Economic Development Minister Ebrahim Patel introduced the Competition Amendment Bill in Parliament last month.
“The main objective of these amendments is to address two persistent structural constraints on the South African economy, namely, the high levels of economic concentration on the economy and skewed ownership profile of the economy,” reads the bill.
The bill comes against the backdrop of the ANC 54th conference resolution which noted that the high level of concentration of ownership in many sectors of the economy was dysfunctional to growth, and impeded entry of black South Africans in the economy and effective competition.
Yesterday, ANC spokesperson Pule Mabe said they welcomed the introduction of the Competition Amendment Bill by Patel.

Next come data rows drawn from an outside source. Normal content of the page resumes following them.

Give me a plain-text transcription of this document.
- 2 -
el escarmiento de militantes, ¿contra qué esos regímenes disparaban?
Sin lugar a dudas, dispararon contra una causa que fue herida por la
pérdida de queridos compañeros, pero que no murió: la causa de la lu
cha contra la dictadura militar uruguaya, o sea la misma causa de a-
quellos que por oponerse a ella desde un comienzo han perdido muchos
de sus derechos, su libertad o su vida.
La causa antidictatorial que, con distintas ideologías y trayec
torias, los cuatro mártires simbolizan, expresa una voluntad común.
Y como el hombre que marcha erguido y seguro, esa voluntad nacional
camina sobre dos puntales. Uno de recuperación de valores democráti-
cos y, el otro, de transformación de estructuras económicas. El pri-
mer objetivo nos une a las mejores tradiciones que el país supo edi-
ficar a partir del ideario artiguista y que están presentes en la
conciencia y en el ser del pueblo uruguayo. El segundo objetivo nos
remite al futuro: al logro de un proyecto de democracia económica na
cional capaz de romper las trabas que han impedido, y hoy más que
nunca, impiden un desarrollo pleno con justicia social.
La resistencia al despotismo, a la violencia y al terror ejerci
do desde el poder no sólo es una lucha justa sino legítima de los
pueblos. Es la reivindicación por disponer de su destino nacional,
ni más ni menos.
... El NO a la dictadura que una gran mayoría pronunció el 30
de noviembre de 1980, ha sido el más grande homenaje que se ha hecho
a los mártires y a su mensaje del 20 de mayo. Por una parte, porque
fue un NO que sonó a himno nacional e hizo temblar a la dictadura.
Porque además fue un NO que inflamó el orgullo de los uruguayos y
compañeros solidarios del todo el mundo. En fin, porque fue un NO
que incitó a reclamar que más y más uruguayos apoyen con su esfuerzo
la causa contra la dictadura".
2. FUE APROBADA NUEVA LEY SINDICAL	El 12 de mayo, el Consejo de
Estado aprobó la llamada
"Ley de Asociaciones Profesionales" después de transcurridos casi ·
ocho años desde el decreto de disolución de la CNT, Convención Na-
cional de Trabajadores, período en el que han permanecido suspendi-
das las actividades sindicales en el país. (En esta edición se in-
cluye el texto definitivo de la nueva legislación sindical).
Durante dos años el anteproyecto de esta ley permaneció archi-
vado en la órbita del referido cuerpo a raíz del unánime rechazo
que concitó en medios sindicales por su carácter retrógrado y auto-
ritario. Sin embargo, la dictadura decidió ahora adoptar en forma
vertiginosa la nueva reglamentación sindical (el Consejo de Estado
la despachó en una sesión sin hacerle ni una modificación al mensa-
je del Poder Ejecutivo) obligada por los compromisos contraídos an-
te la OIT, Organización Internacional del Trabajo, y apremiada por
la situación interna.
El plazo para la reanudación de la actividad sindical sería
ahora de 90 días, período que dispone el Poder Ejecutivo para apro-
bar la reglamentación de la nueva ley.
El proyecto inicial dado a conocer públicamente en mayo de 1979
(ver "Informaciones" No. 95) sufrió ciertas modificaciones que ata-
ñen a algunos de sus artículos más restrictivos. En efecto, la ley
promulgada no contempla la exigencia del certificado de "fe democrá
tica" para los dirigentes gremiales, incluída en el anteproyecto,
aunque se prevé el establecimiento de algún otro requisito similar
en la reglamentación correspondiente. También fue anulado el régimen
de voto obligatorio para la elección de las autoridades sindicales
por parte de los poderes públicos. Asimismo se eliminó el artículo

“We call on Parliament to fast-track consideration of the bill as the country urgently needs bold economic transformation,” Mabe said.
“We note that the bill has been through a thorough process of consultation with business and organised labour.
“We call on the social partners to work closely to begin implementation of the core elements and to join us in opening the economy to small and medium businesses,” he added.
The bill seeks to clarify provisions in the existing law on prohibited practices, abuse of dominance and discrimination, and mergers.
One of the provisions requires a “dominant firm to show that its action of price differentiation does not impede the participation of small and medium businesses and firms owned or controlled by historically disadvantaged persons”.
Merger
The bill also empowers the commission to revoke the approval of an intermediate merger.
The president will now be empowered to constitute a committee of ministers to intervene in mergers where the acquiring firm was foreign and involved matters of national security.
The bill also provides for market enquiries in sectors where ownership and market share have become highly concentrated.
The bill also increases the maximum administrative penalty to 25% of a firm’s annual turnover if it is found to repeat conduct previously ruled as being a prohibited practice.